Ülkemizde 35 yurttaş Türk Hava Kuvvetleri tarafından öldürülmüş ama bu yazıyı yazdığım dakikalarda tüm ekranlarda bambaşka konular gündemde; Hindi ve mantarlı yılbaşı böreklerden İffet dizisine, Grey’s Anatomy televizyon dizisinin aktörü Washington’un Başbakan’ı ziyaretinden evlilik programlarına kadar her şey gündemde ama katledilen 35 köylünün macerası ekranlarda pek yok.

Ekranlara gelmesi de Genelkurmay’ın resmi açıklamaları kadar.
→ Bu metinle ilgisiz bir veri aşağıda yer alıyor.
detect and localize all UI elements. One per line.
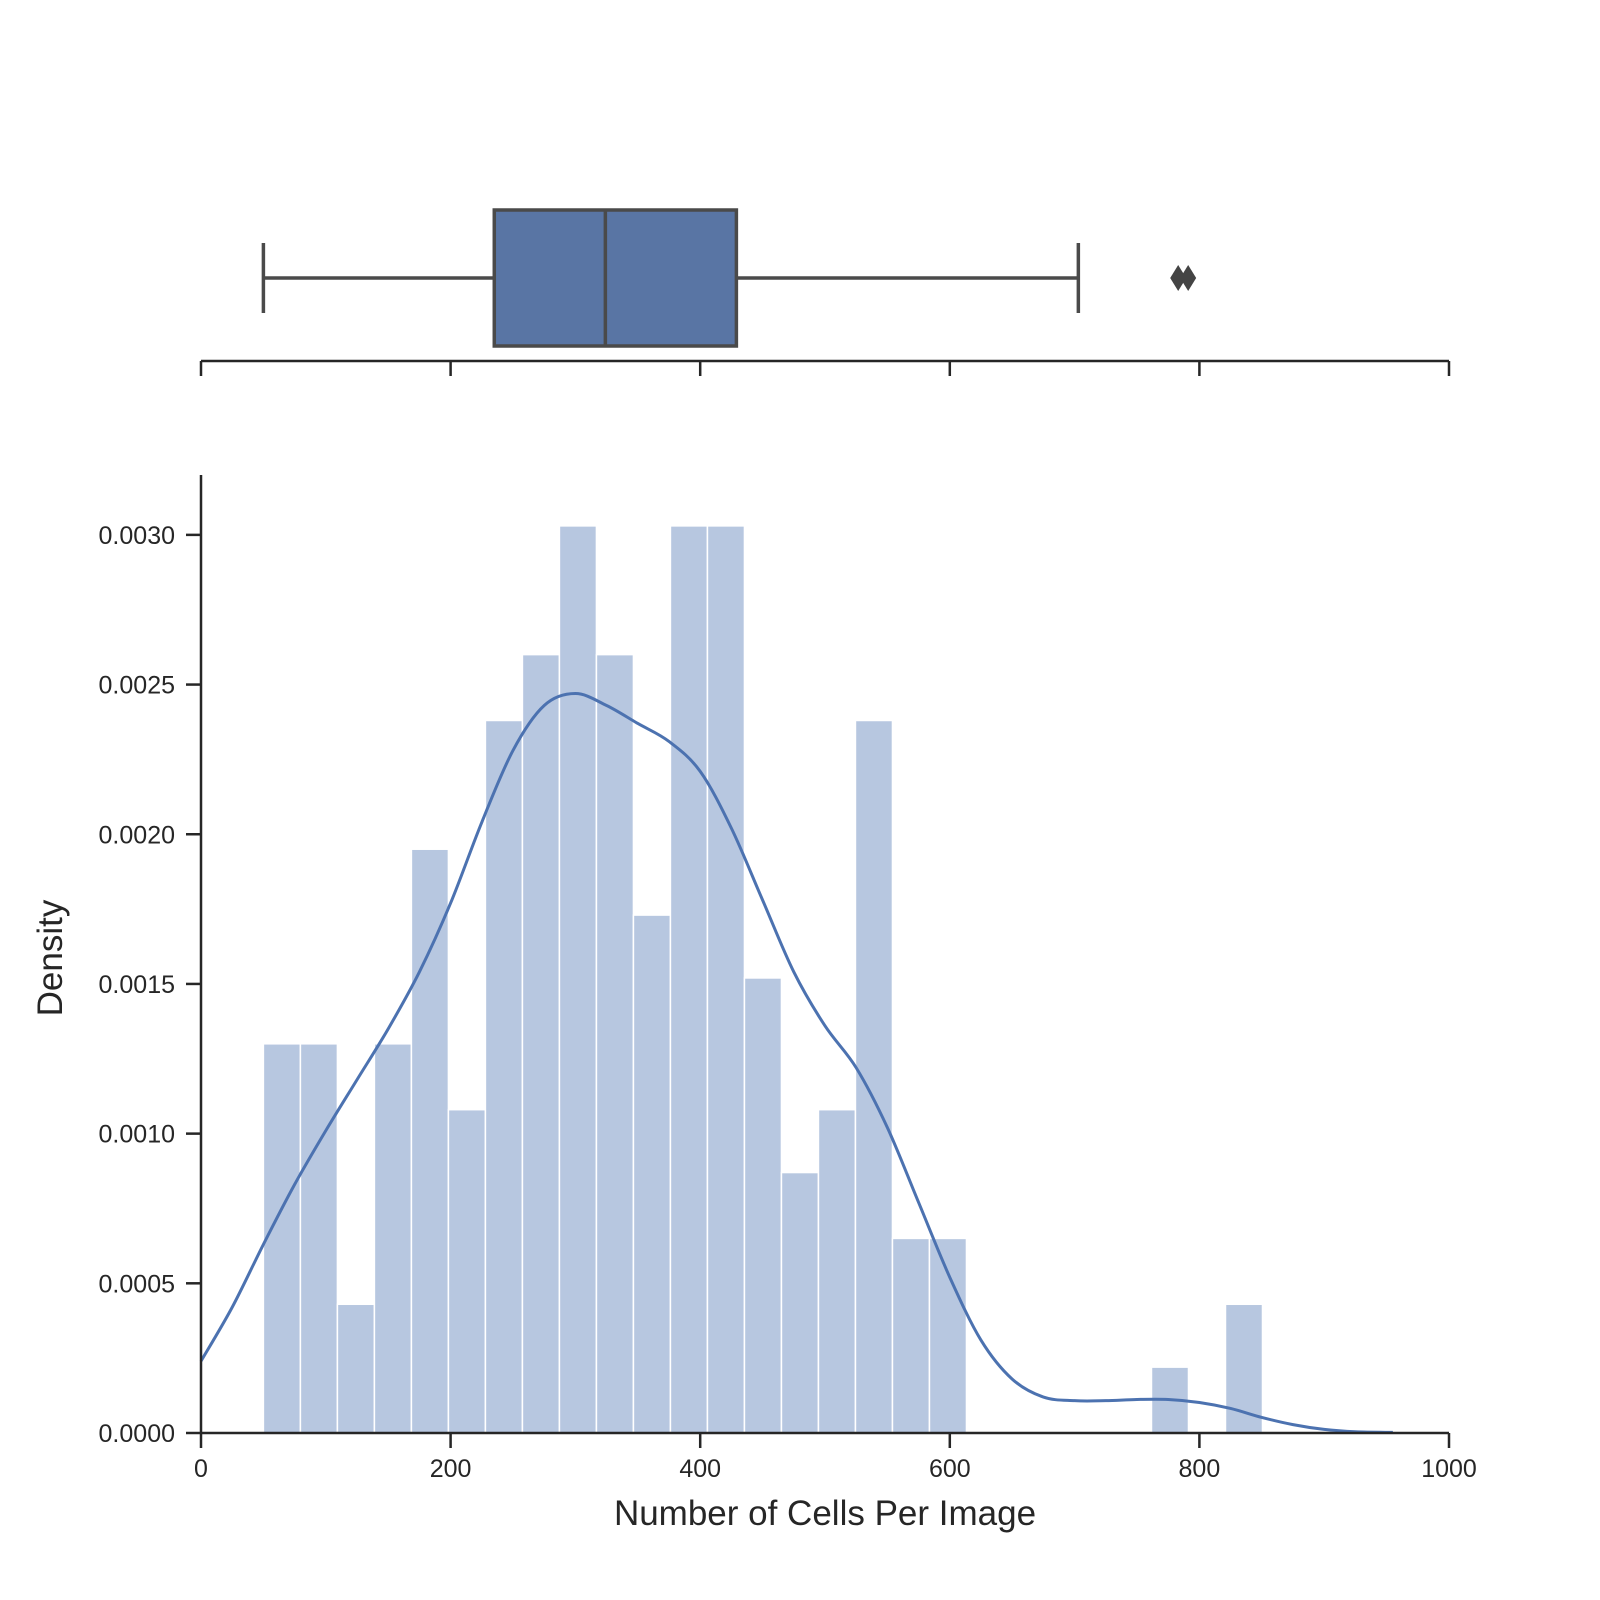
x-tick-label: 1000 [1421,1455,1477,1483]
histogram-bar [780,1171,820,1434]
histogram-bar [706,525,746,1434]
y-tick-label: 0.0025 [99,672,175,700]
x-tick-label: 800 [1179,1455,1221,1483]
y-tick-label: 0.0010 [99,1121,175,1149]
histogram-bar [743,977,783,1434]
x-tick-label: 600 [929,1455,971,1483]
histogram-bar [484,719,524,1434]
histogram-bars [262,525,1264,1434]
kde-curve [199,692,1393,1434]
histogram-bar [336,1303,376,1434]
outlier-marker [1180,265,1197,291]
histogram-bar [817,1108,857,1434]
x-tick-label: 400 [679,1455,721,1483]
histogram-bar [669,525,709,1434]
histogram-bar [373,1043,413,1434]
y-tick-label: 0.0005 [99,1270,175,1298]
histogram-bar [854,719,894,1434]
histogram-bar [595,653,635,1434]
histogram-bar [447,1108,487,1434]
histogram-bar [632,914,672,1434]
kde-curve-layer [199,692,1393,1434]
y-tick-label: 0.0030 [99,522,175,550]
histogram-bar [928,1237,968,1434]
histogram-bar [410,848,450,1434]
histogram-bar [262,1043,302,1434]
histogram-bar [891,1237,931,1434]
y-tick-label: 0.0000 [99,1420,175,1448]
y-axis-label: Density [31,899,70,1016]
box-iqr [492,208,739,348]
histogram-bar [558,525,598,1434]
x-tick-label: 200 [430,1455,472,1483]
histogram-bar [299,1043,339,1434]
boxplot-panel [199,208,1451,376]
x-axis-label: Number of Cells Per Image [614,1494,1036,1533]
y-tick-label: 0.0015 [99,971,175,999]
outlier-marker [1170,265,1187,291]
histogram-axes: Number of Cells Per Image Density 0 200 40… [31,475,1477,1533]
histogram-bar [521,653,561,1434]
y-tick-label: 0.0020 [99,821,175,849]
x-tick-label: 0 [194,1455,208,1483]
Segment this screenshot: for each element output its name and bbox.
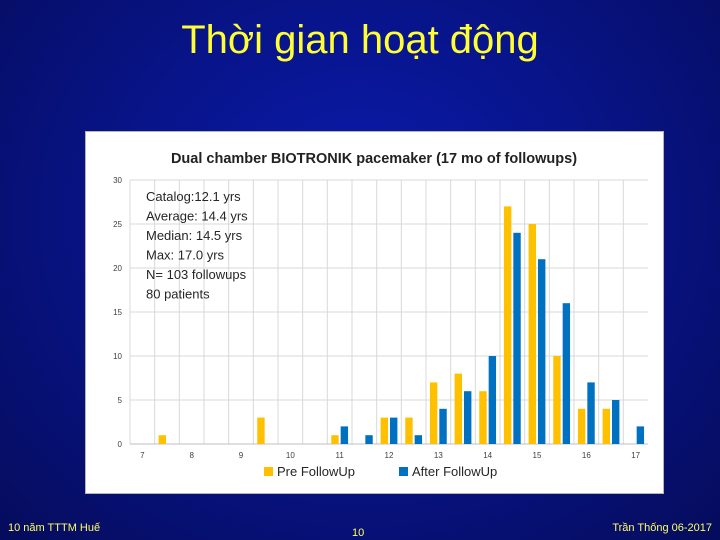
legend-swatch bbox=[264, 467, 273, 476]
footer-left: 10 năm TTTM Huế bbox=[8, 522, 101, 534]
bar-pre-followup bbox=[528, 224, 536, 444]
x-axis: 7 8 9 10 11 12 13 14 15 16 17 bbox=[140, 451, 641, 460]
bar-pre-followup bbox=[454, 373, 462, 444]
bar-pre-followup bbox=[380, 417, 388, 444]
bar-pre-followup bbox=[577, 408, 586, 444]
x-tick-label: 9 bbox=[239, 451, 244, 460]
x-tick-label: 13 bbox=[434, 451, 443, 460]
x-tick-label: 15 bbox=[533, 451, 542, 460]
x-tick-label: 16 bbox=[582, 451, 591, 460]
x-tick-label: 11 bbox=[336, 451, 345, 460]
annotation-line: Max: 17.0 yrs bbox=[146, 248, 225, 263]
y-tick-label: 25 bbox=[113, 220, 122, 229]
bar-after-followup bbox=[513, 232, 521, 444]
stats-annotation: Catalog:12.1 yrs Average: 14.4 yrs Median:… bbox=[146, 189, 248, 302]
bar-pre-followup bbox=[257, 417, 265, 444]
chart-panel: Dual chamber BIOTRONIK pacemaker (17 mo … bbox=[85, 131, 664, 494]
bar-pre-followup bbox=[479, 391, 487, 444]
annotation-line: 80 patients bbox=[146, 287, 210, 302]
bar-after-followup bbox=[414, 435, 423, 444]
bar-after-followup bbox=[488, 356, 497, 444]
bar-pre-followup bbox=[429, 382, 438, 444]
chart-title: Dual chamber BIOTRONIK pacemaker (17 mo … bbox=[171, 151, 577, 167]
bar-after-followup bbox=[587, 382, 595, 444]
y-tick-label: 30 bbox=[113, 176, 122, 185]
y-axis: 0 5 10 15 20 25 30 bbox=[113, 176, 122, 449]
bar-pre-followup bbox=[158, 435, 166, 444]
annotation-line: Average: 14.4 yrs bbox=[146, 209, 248, 224]
x-tick-label: 8 bbox=[189, 451, 194, 460]
x-tick-label: 10 bbox=[286, 451, 295, 460]
grid bbox=[129, 179, 648, 445]
bar-after-followup bbox=[464, 391, 472, 444]
y-tick-label: 10 bbox=[113, 352, 122, 361]
bar-pre-followup bbox=[503, 206, 512, 444]
bar-after-followup bbox=[562, 303, 571, 444]
x-tick-label: 7 bbox=[140, 451, 145, 460]
slide-title: Thời gian hoạt động bbox=[181, 18, 539, 62]
y-tick-label: 0 bbox=[118, 440, 123, 449]
footer-right: Trần Thống 06-2017 bbox=[612, 522, 712, 534]
annotation-line: Catalog:12.1 yrs bbox=[146, 189, 241, 204]
bar-after-followup bbox=[538, 259, 546, 444]
annotation-line: Median: 14.5 yrs bbox=[146, 228, 243, 243]
legend-label: After FollowUp bbox=[412, 464, 497, 479]
bar-chart: Dual chamber BIOTRONIK pacemaker (17 mo … bbox=[113, 151, 648, 479]
y-tick-label: 20 bbox=[113, 264, 122, 273]
bar-after-followup bbox=[340, 426, 349, 444]
bar-after-followup bbox=[439, 408, 447, 444]
bar-after-followup bbox=[636, 426, 645, 444]
bars bbox=[158, 206, 645, 444]
bar-pre-followup bbox=[331, 435, 339, 444]
y-tick-label: 5 bbox=[118, 396, 123, 405]
bar-pre-followup bbox=[405, 417, 413, 444]
bar-pre-followup bbox=[602, 408, 610, 444]
bar-after-followup bbox=[612, 400, 620, 444]
bar-after-followup bbox=[390, 417, 398, 444]
y-tick-label: 15 bbox=[113, 308, 122, 317]
x-tick-label: 12 bbox=[385, 451, 394, 460]
bar-pre-followup bbox=[553, 356, 561, 444]
bar-after-followup bbox=[365, 435, 373, 444]
legend: Pre FollowUp After FollowUp bbox=[264, 464, 497, 479]
annotation-line: N= 103 followups bbox=[146, 267, 247, 282]
legend-swatch bbox=[399, 467, 408, 476]
x-tick-label: 14 bbox=[483, 451, 492, 460]
legend-label: Pre FollowUp bbox=[277, 464, 355, 479]
page-number: 10 bbox=[352, 527, 365, 539]
x-tick-label: 17 bbox=[631, 451, 640, 460]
Televizyon kanalları neden böyle yapıyorlar?

Birilerine sorarsanız, muhtemelen, bu tür olaylarda sorumlu davranma refleksi diye yanıt alırsınız.

Oysa, basının sorumluluğu sadece ve sadece habere, gerçeğe karşıdır.

Haber ve gerçek dışındaki olgulara, kurumlara karşı sorumluluk olsa olsa rezilliktir, sorumluluk adına birilerinin poposunu yalama gayretidir.

Perşembe öğleden sonra ekranlardan beklenen, bölgeye muhabirlerin yollanması, hatta belki genel yayın yönetmenlerinin oraya bizzat gitmesi, bölgeden canlı yayın yapılması ve senelerce unutulmayacak bu facianın nedenlerinin aydınlatılması, konunun tartışılması idi.

İzlemeye çalıştığım kanallarda ise ekonomik krizden, İffet’e kadar her şey vardı, Uludere hakkında Genelkurmay resmi bildirisi dışında bir şey pek yoktu.

Mustafa Muğlalı olayından Uludere’ye bölge insanının yaşamını kaçakçılık ile kazanma gayreti de mutlaka başka bir yazıda ele alınmalı.

16.45 dolayında Sayın Hüseyin Çelik düzgün bir açıklama yapıyor ve “Ortada bir hata varsa, sorumluları cezalandırmak boynumuzun borcudur” diyor.

Bu ifadeyi de fikr-i takibe alıyoruz.